Creative play: why it’s important for school-age learning and development

School-age children usually take a keen interest in creative arts and artistic activities. Creative activities and creative play support your child’s learning and development by:

  • encouraging your child’s creativity and visual expression
  • helping your child to express feelings, thoughts and ideas in verbal and non-verbal ways
  • getting your child to think about problems with more than one answer
  • helping your child to think about issues from many perspectives
  • encouraging your child to use materials and media to solve problems.

Our ideas for school-age creative learning and development can you get you started on fun and creative activities with your child.

Learning and development through drama

School-age children often make up and act out their own stories using simple props like dress ups, cooking utensils, sticks, puppets and so on. Music and songs can also be fun props – you might notice your child acting out the lyrics as he listens to music or watches music videos.

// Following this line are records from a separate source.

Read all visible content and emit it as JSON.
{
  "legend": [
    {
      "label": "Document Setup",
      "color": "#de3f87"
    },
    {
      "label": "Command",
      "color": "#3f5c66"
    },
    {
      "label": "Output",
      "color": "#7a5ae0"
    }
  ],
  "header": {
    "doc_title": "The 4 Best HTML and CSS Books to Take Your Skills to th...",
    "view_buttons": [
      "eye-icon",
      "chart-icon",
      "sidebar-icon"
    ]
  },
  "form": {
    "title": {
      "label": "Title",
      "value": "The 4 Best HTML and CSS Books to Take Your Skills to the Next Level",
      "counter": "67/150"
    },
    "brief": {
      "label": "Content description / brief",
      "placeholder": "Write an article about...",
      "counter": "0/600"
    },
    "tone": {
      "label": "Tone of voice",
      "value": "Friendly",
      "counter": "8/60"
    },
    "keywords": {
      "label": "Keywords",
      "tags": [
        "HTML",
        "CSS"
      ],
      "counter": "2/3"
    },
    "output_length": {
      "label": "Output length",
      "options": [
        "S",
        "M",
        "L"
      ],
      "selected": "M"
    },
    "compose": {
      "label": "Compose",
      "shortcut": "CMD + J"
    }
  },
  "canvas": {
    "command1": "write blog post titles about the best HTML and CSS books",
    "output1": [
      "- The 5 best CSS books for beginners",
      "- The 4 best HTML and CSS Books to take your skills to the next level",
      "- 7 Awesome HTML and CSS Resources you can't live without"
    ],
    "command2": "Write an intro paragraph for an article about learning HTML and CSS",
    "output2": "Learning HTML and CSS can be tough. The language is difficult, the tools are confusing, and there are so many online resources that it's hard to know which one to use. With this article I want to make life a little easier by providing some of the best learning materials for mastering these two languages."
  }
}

Also, your child might act out roles – like a caring vet or a stern police officer – which helps her see the world from someone else’s point of view. This kind of role play and storytelling builds communication skills and helps your child to express feelings. And it gives your child the chance to work out real-life problems, like what to do when a person or a pet is sick, or someone is angry.

Learning and development through arts and crafts

School-age children might use colours, textures and shapes to communicate feelings, ideas and messages. For example, they might use lots of bright colours to show happiness. They might also use symbols and words to show the difference between things or add meaning to drawings.

You might notice that your child has a better understanding of colour, shapes, patterns and details. For example, your child might be drawing people with five fingers and toes. Where your child used to draw scribbles and squiggles for trees and flowers, now you can see leaves, branches, trunks and petals.

At this age, children can figure out different ways to make what they have in mind – they don’t need parts pre-made for them. For example, they might draw and cut out wings for a craft butterfly, or they might make wings from scrap paper and leaves. Younger school-age children might still need your help to get started.

Learning and development through music

School-age children might use musical sounds to explore their feelings. Often they can talk about how music makes them feel.

Your child might like using music to tell stories too. For example, school-age children often enjoy the classical music piece Peter and the wolf. This piece uses the sound of an oboe to represent a duck, a flute for a bird, and so on. In a similar way, your child might enjoy using sounds to represent characters and events in other stories.

Your child will probably still enjoy making music, either copying songs he knows or making his own music. He might make musical instruments from everyday objects or be interested in using a music app. Your child might also be keen to experiment with volume, echo, rhythm, tempo and pitch. And he might be ready to use musical symbols and notes to learn how to play a piece of music.

Learning and development through dance

School-age children often enjoy moving creatively in response to song lyrics. They have better body control and can move their bodies in more expressive ways. You’ll probably see your child moving more in time with music. She can react to contrasts in the sounds she hears.

Don’t be surprised if your child starts making up dance sequences with friends to popular music or songs.

School-age children are ready for ‘art appreciation’ – whether it’s music, sculpting, pictures or drama. You and your child can talk about art, artists, favourite artworks and reasons for liking certain things. Why not visit a local art gallery, exhibition or production together and talk about what you see?